Facility Scale Energy Storage

process efficiency

Facility Scale Energy Storage

Jesse Remillard for Zondits, August 27, 2014

Presented at ACEEE Summer Study 2014

The growth of grid-connected renewable electricity sources and distributed generation is creating a rapidly emerging market for the deployment of energy storage technologies. To date, much of the focus has been on utility-scale projects. However, facility- and campus-scale energy storage show promise for managing grid impacts, allowing the continued expansion of reliance on solar photovoltaic, wind, and other distributed sources.

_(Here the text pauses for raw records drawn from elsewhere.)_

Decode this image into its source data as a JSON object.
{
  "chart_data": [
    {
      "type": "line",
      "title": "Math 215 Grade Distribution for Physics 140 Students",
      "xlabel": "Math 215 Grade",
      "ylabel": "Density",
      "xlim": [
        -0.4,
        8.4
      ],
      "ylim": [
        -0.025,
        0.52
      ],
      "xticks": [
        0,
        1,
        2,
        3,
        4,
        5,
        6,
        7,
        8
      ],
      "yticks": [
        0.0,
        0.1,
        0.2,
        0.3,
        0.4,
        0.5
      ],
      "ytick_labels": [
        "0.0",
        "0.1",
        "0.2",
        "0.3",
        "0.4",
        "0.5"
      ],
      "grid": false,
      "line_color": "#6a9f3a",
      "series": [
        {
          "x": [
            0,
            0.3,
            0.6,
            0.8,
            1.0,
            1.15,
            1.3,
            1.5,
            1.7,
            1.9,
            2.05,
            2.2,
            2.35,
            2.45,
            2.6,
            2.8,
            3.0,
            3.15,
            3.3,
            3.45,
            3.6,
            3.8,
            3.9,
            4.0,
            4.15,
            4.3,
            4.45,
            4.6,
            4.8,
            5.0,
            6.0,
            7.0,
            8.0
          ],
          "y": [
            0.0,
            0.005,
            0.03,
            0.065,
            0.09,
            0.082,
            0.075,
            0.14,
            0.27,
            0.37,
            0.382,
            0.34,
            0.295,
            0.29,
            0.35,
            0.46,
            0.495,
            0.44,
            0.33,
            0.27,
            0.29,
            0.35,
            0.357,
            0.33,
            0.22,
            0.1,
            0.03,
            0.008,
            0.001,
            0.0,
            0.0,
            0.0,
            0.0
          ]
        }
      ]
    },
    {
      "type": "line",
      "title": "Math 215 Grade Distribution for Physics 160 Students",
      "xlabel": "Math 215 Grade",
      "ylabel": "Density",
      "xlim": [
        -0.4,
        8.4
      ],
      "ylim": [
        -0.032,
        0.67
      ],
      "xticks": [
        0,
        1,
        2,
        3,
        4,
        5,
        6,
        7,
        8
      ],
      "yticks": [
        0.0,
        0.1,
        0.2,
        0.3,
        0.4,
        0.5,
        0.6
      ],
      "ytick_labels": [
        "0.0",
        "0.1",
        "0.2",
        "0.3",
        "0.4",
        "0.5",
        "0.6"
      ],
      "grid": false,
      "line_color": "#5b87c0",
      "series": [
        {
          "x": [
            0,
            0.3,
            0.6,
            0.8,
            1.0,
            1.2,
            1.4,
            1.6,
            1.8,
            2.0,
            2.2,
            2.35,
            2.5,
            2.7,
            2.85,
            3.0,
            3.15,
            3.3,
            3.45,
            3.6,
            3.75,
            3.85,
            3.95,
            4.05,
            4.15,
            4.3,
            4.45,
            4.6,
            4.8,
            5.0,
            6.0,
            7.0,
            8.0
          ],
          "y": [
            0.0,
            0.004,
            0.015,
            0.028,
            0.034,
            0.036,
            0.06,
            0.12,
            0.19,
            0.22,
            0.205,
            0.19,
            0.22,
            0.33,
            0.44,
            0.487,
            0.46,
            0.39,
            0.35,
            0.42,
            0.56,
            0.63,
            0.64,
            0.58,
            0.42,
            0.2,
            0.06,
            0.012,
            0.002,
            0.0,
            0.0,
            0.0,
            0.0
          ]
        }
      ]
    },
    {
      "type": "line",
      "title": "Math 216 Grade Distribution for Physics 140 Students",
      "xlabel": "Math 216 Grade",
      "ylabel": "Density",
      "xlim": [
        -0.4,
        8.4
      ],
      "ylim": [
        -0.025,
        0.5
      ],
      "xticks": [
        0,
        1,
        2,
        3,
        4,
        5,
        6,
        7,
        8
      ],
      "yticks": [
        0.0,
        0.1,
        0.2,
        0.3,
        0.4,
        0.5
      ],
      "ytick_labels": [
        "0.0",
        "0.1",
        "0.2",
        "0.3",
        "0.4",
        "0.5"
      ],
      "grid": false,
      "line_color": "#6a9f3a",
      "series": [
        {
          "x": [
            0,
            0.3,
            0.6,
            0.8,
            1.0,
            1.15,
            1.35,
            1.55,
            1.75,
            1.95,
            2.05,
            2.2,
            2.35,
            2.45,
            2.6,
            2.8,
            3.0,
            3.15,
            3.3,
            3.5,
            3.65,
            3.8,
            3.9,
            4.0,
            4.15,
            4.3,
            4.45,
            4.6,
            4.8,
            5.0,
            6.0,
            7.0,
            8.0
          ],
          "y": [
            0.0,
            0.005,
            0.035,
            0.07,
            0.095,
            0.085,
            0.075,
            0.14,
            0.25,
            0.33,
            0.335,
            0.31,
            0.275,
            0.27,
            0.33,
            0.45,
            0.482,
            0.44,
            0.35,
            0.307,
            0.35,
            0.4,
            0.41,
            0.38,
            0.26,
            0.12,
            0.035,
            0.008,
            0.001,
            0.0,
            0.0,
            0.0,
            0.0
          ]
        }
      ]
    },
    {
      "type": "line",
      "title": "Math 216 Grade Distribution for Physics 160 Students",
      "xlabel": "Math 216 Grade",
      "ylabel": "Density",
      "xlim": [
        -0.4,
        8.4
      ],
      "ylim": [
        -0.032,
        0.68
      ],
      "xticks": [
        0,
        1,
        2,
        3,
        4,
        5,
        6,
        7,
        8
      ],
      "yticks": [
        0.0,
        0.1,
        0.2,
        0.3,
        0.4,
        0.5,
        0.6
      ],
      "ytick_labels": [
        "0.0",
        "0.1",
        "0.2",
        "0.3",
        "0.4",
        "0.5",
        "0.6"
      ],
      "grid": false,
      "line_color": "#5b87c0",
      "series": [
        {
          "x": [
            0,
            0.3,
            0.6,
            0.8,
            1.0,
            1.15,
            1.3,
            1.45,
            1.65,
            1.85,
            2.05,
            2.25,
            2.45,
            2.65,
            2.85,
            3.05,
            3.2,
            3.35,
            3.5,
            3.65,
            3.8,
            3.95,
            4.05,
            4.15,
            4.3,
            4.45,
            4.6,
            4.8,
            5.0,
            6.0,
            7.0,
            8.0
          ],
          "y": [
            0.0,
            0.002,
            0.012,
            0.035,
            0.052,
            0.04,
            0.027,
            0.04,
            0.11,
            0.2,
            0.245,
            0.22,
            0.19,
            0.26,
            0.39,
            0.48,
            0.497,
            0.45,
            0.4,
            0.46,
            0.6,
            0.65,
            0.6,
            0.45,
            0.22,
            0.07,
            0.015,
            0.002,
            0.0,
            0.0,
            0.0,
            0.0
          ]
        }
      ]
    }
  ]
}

The paper’s authors investigated facility/campus scale energy storage for efficiency program administrators and recently completed a storage technology research report for an international consortium of utilities. This work has identified promising avenues for distributed storage. Currently, facility scale storage has three primary uses:

  1. Power quality – The monitoring and regulation of voltage fluctuations, frequency disruptions, and harmonic distortions (computer networks and data centers).
  2. Bridging power – Short-term power supply for critical demands, often used to cover time periods while emergency generators power up. Uninterruptible power supplies often perform these duties.
  3. Energy management – Energy storage on a scale to support a facility/campus for extended periods of time. These systems can be responsive to utility demand programs and time-of-use rates to cut peak demand costs.

All three of these uses inform the development of strategies for utilizing distributed storage for the successful integration of expanding renewable energy generation.

This presentation presents the technical properties of current storage systems, including flywheel, compressed air, various battery technologies, etc. The technical and market barriers associated with distributed storage, along with proposed paths for resolving said barriers, are also discussed.